A Autorização de Horas Extras é o documento trabalhista utilizado no Brasil com base na CLT Art. 59.
A autorização de horas extras é um documento de controle interno que complementa o sistema de registro de ponto (Registrador Eletrônico de Ponto — REP, conforme Portaria MTE 1.510/2009, ou sistemas alternativos conforme Portaria MTP 671/2021) e a folha de pagamento processada no eSocial (Decreto 8.373/2014). Sem a autorização formal, as horas trabalhadas além da jornada contratual são irregulares do ponto de vista trabalhista e podem ser questionadas pelos empregados perante as Varas do Trabalho da Justiça do Trabalho, além de expor o empregador a autuações da Auditoria-Fiscal do Trabalho (AFT) do Ministério do Trabalho e Emprego (MTE).

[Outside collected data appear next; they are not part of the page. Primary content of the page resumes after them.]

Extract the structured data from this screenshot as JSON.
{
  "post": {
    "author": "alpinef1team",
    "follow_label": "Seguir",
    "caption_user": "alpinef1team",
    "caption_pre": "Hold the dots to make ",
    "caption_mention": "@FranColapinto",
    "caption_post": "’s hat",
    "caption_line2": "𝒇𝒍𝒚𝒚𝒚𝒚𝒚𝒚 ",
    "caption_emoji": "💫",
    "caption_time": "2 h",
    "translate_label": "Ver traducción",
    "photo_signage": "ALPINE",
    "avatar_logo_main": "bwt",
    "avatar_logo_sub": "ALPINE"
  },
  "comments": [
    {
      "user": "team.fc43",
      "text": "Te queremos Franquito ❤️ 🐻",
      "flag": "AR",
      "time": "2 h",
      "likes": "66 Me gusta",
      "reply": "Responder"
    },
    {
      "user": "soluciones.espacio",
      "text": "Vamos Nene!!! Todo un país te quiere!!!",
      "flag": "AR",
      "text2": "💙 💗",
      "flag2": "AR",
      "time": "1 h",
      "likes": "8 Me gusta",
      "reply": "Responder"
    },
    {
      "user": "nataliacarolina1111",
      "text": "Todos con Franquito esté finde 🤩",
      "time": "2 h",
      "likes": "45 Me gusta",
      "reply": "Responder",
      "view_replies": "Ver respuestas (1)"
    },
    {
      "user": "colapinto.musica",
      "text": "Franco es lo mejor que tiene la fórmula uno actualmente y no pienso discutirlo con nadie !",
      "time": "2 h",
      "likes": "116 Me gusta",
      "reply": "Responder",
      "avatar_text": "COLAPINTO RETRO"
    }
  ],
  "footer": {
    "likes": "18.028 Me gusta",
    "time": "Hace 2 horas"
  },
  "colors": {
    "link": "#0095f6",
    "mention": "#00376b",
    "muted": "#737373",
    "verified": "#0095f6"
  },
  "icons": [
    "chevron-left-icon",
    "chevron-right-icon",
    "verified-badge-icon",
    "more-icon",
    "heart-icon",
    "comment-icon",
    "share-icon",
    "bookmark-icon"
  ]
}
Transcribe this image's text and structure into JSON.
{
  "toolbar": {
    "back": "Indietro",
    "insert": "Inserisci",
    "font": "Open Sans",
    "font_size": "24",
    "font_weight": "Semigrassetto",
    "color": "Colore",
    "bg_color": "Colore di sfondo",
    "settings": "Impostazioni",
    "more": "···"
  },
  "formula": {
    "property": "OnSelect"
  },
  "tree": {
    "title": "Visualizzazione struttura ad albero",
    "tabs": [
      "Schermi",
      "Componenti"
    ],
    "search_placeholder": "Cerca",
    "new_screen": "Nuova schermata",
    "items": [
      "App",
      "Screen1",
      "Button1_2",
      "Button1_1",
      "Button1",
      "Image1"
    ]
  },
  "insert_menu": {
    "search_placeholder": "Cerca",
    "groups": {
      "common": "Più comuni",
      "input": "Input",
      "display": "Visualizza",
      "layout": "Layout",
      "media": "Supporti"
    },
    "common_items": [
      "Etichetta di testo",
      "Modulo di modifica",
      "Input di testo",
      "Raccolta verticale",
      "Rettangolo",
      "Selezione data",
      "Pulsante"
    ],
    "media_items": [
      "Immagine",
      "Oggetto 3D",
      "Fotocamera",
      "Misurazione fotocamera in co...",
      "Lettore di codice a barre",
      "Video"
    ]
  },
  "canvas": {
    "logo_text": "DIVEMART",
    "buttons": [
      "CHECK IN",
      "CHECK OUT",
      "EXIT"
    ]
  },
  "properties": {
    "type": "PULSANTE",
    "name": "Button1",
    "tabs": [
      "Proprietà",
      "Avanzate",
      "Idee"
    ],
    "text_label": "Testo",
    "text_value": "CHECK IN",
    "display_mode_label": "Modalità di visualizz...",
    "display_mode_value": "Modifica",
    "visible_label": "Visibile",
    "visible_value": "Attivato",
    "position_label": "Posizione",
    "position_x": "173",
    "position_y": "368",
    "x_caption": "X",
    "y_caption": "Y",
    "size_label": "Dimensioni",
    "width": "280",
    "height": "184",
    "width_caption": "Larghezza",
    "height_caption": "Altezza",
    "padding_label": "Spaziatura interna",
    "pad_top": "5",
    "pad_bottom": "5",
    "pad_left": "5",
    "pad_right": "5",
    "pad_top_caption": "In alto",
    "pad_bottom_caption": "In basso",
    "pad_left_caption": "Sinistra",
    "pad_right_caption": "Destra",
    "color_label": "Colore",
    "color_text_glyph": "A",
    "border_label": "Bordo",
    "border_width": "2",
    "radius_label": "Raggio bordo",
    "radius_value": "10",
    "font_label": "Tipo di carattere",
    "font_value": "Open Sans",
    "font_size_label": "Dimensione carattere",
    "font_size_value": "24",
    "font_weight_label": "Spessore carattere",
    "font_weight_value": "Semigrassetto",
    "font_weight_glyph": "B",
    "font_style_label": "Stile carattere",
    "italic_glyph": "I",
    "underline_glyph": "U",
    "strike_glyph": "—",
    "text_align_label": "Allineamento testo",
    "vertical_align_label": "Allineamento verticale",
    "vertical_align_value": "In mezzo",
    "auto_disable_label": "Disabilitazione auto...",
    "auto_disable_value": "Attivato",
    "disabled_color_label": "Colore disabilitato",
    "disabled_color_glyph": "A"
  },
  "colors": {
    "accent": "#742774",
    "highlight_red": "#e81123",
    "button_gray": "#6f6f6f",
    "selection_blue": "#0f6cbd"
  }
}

O adicional mínimo para horas extras é de 50% sobre o valor da hora normal, conforme o Art. 7°, XVI da Constituição Federal de 1988 e o Art. 59, §3° da CLT. Para horas extras realizadas em domingos e feriados, o adicional é de 100% sobre o valor da hora normal, conforme a Súmula 146 do Tribunal Superior do Trabalho (TST) combinada com o Art. 70 da CLT e a Lei 605/1949. Convenções Coletivas de Trabalho (CCT) ou Acordos Coletivos de Trabalho (ACT) de determinadas categorias podem estabelecer adicionais superiores ao mínimo legal (60%, 70%, 80% ou 100% para horas extras em dias úteis).
O TST consolidou, pela Súmula 85, as regras gerais sobre compensação de jornada: acordo de compensação de jornada não autoriza horas extras habituais que excedam 2 horas diárias; compensação em regime de banco de horas (CLT Art. 59, §5°) e compensação semanal ("semana inglesa") são regimes distintos com regras específicas. A Súmula 291 do TST trata da supressão de horas extras habituais e determina que a supressão unilateral pelo empregador de horas extras que vinham sendo habitualmente prestadas por mais de 2 anos dá ao empregado o direito a indenização equivalente ao valor de 1 mês das horas suprimidas para cada ano ou fração igual ou superior a 6 meses de prestação habitual.
O eSocial exige o registro das horas extras pagas no evento S-1200 (remuneração do trabalhador), com a rubrica de horas extras identificada com a natureza salarial correta, para cômputo na base de cálculo de INSS, FGTS (8%), 13° salário (médias de horas extras habituais — Súmula 132 do TST) e férias (médias — Súmula 151 do TST). A Portaria MTP 671/2021 regula o sistema alternativo de controle de jornada e exige que o registro das horas extras seja realizado no momento em que ocorre, não sendo admitida a inserção retroativa de marcações sem justificativa formal.
Quando você precisa de Autorização de Horas Extras — Brasil
A Autorização de Horas Extras é necessária em três grandes contextos no ambiente de trabalho brasileiro, conforme o Art. 59 da CLT e a jurisprudência do TST.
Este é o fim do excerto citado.